L’INPS, con Circ. 25 febbraio 2026 n. 20, ha fornito chiarimenti e istruzioni contabili in merito all'applicazione della sentenza della Corte costituzionale con la quale è stato disposto che la disciplina dell'integrazione al trattamento minimo trovi applicazione anche per l'assegno ordinario di invalidità liquidato con il sistema contributivo.
La sentenza della Consulta
La sentenza C.Cost. n. 94/2025 si riferisce all'assegno ordinario di invalidità (art. 1 L. 222/84), ossia al trattamento pensionistico non reversibile liquidato nell'Assicurazione generale obbligatoria per l'invalidità, la vecchiaia e i superstiti dei lavoratori dipendenti, nei fondi sostitutivi della medesima, nelle Gestioni speciali dei lavoratori autonomi e nella Gestione separata.
Prima della sentenza, l'INPS aveva riconosciuto l'integrazione al trattamento minimo in favore dei titolari dell'assegno ordinario di invalidità liquidato con il sistema retributivo e con il sistema misto in presenza dei requisiti richiesti.
Con la pubblicazione della sentenza in commento risultano integrabili al trattamento minimo, secondo le specifiche disposizioni in materia, anche gli assegni ordinari di invalidità liquidati, sia in regime nazionale che internazionale:
Dunque, per effetto della sentenza della Corte Costituzione, la disciplina di cui all'integrazione al trattamento minimo trova applicazione anche per l'assegno ordinario di invalidità liquidato con il sistema contributivo.
Inoltre, per gli assegni ordinari di invalidità non è prevista l'integrazione parziale al trattamento minimo né la c.d. cristallizzazione, ossia il mantenimento dell'assegno nella misura precedentemente goduta qualora vengano superati i limiti di reddito. Pertanto, il superamento dei limiti reddituali comporta l'esclusione dal diritto all'integrazione al trattamento minimo.

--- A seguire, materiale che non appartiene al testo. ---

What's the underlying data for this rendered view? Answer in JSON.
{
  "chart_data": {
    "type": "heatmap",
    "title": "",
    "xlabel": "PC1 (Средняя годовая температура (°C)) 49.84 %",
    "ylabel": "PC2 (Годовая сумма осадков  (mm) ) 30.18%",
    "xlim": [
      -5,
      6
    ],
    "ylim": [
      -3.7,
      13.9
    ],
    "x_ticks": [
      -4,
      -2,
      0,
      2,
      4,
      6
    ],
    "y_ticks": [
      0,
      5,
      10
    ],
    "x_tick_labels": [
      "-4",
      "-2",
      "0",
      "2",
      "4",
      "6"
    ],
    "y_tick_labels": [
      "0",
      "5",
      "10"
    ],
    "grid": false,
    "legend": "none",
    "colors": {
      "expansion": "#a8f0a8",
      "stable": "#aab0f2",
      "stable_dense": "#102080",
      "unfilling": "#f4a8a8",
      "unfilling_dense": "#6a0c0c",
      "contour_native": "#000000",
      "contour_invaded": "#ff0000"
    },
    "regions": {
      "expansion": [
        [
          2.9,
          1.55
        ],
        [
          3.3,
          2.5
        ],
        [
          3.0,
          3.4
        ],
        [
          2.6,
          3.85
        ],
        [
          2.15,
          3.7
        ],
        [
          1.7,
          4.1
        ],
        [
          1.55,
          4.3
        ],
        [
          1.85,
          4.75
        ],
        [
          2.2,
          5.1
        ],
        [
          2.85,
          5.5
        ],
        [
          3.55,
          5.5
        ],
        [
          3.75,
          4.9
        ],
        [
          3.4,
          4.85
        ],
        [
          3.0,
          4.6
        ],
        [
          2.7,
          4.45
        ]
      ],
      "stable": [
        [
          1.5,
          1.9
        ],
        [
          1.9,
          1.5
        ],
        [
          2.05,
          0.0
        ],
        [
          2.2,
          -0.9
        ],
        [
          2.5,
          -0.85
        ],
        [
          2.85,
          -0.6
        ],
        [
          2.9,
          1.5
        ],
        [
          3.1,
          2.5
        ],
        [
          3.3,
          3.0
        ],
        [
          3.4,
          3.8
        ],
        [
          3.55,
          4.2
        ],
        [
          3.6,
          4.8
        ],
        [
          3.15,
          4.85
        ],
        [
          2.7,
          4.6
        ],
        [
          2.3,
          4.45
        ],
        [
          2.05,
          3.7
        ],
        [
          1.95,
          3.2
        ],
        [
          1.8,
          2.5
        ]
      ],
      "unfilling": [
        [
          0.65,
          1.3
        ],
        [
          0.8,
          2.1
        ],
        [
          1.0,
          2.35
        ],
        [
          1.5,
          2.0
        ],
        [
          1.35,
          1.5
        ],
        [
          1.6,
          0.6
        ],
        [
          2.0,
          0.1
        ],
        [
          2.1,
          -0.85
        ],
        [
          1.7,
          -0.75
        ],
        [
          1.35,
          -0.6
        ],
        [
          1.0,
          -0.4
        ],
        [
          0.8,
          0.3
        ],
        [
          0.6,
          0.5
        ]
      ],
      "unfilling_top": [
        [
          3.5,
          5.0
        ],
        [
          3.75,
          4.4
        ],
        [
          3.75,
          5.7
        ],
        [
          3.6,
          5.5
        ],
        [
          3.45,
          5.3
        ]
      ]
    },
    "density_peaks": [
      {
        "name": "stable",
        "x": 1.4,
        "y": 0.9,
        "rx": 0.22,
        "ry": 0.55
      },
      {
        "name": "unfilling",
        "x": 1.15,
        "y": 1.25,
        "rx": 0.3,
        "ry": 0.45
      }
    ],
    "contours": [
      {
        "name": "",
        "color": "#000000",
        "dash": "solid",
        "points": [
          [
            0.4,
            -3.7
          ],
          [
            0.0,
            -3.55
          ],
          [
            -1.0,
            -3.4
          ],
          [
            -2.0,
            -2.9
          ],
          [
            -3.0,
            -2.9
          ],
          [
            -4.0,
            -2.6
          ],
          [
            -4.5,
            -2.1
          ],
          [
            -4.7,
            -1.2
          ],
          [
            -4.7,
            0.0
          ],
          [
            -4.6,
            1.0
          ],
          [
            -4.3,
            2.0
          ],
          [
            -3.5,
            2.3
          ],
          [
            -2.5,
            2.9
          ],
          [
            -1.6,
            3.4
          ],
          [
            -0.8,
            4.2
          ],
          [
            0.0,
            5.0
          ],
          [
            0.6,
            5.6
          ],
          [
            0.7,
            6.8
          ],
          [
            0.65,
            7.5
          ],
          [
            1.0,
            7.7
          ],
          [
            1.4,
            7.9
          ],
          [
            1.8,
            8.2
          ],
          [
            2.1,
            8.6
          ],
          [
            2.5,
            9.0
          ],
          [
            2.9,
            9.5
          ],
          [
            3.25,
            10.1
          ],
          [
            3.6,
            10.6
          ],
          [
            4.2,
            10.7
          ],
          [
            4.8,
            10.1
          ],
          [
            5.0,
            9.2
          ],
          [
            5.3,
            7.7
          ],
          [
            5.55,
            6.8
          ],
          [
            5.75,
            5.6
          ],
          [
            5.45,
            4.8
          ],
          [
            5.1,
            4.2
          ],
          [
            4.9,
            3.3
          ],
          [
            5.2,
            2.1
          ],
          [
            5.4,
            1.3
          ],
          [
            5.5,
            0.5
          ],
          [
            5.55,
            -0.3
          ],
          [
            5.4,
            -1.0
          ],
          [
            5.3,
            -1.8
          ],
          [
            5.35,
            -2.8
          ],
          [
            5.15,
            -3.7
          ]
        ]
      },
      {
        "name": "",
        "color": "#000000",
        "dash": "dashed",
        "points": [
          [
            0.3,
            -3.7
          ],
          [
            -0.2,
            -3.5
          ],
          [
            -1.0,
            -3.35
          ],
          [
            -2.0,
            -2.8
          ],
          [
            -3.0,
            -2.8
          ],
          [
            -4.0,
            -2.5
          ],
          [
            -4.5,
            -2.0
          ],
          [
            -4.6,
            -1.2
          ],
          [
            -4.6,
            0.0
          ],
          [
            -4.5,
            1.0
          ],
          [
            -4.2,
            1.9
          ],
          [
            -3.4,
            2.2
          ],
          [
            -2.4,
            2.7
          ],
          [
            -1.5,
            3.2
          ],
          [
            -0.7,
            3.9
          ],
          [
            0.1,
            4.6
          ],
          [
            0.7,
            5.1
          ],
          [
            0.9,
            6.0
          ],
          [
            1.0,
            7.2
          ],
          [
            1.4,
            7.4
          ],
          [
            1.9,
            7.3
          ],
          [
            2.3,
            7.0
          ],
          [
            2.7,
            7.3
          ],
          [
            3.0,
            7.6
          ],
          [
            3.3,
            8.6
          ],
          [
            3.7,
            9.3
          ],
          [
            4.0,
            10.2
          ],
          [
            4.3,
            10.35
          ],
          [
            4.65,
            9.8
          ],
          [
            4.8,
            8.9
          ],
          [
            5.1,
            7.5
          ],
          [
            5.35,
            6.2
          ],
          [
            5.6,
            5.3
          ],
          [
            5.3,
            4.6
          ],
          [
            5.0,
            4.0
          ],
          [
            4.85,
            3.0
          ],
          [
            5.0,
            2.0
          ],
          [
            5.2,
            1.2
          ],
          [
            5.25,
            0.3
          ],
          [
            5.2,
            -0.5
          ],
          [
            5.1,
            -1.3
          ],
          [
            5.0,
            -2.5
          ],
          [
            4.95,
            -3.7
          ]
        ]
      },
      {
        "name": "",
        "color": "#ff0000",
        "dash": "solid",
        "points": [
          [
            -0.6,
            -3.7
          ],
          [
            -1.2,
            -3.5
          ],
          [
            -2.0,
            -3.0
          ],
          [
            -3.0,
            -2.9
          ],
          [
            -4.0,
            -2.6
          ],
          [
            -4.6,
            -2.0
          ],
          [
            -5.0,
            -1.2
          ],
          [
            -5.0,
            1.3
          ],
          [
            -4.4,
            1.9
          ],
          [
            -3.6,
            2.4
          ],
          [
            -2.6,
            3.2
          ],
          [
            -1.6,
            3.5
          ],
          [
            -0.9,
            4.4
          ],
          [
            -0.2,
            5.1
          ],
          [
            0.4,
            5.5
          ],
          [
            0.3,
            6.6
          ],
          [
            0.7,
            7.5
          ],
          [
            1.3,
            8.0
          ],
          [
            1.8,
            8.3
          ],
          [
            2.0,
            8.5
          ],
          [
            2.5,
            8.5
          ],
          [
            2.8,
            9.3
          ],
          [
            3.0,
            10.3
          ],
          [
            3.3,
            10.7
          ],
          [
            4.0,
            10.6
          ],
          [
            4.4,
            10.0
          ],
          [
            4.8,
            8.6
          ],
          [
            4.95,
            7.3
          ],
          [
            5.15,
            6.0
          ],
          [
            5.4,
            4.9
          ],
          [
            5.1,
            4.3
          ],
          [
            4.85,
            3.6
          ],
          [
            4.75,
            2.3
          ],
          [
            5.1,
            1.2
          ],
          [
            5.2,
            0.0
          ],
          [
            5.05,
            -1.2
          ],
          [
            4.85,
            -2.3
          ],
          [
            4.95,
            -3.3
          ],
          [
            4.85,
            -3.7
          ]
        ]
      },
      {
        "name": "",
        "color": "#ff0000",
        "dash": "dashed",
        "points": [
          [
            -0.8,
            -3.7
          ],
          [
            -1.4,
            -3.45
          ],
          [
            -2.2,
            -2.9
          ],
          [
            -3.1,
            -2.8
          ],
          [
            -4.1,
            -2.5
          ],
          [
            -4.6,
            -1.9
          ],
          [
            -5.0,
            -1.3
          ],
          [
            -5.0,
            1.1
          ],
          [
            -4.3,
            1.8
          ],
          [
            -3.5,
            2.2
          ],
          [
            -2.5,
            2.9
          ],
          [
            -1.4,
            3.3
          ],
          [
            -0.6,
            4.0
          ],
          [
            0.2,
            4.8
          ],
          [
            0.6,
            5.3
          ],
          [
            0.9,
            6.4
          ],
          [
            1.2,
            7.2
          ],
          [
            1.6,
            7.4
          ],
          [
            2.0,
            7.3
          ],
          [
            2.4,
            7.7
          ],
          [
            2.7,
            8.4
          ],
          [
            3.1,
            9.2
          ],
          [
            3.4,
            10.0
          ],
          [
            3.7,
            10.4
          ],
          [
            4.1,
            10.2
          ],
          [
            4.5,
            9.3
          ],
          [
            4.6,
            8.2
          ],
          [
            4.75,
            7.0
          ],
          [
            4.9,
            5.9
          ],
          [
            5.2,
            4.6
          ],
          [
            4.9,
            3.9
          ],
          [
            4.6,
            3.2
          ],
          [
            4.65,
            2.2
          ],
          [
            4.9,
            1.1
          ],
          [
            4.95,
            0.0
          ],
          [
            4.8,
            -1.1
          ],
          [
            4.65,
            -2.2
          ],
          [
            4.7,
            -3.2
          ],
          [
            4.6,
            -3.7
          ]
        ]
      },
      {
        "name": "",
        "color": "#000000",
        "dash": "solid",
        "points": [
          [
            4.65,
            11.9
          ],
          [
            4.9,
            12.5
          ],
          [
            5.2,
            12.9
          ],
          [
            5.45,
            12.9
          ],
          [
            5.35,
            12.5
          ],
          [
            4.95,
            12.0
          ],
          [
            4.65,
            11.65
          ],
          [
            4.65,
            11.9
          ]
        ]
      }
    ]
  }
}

Effetti temporali della sentenza
L'integrazione al trattamento minimo dell'assegno ordinario di invalidità liquidato con il sistema contributivo, al ricorrere dei requisiti richiesti, è riconosciuta con decorrenza non anteriore al 1° agosto 2025 (primo giorno del mese successivo alla pubblicazione della sentenza), in presenza della comunicazione dei redditi rilevanti, dichiarati in via presuntiva.
Anche le richieste di integrazione al trattamento minimo avanzate, sia in sede di domanda di assegno ordinario di invalidità sia in sede di ricostituzione dell'assegno, successivamente al 9 luglio 2025 (data di pubblicazione della sentenza) e quelle giacenti a tale data devono essere esaminate secondo i medesimi criteri.
Invece, le richieste di integrazione al trattamento minimo già definite in base alla norma dichiarata incostituzionale possono essere riesaminate su richiesta degli interessati, sempreché il diritto non sia stato negato con sentenza passata in giudicato.
Istruzioni contabili
L'onere relativo all'integrazione al trattamento minimo dell'assegno ordinario di invalidità, liquidato con il sistema contributivo, riconosciuto per effetto del dispositivo contenuto nella sentenza in argomento, viene rilevato contabilmente ai conti in uso GAS30028 e GAS30012 nell'ambito della Gestione Assistenziale e di Sostegno alle Gestioni Previdenziali e Assistenziali (GA) – contabilità separata Gestione degli oneri pensionistici (GAS).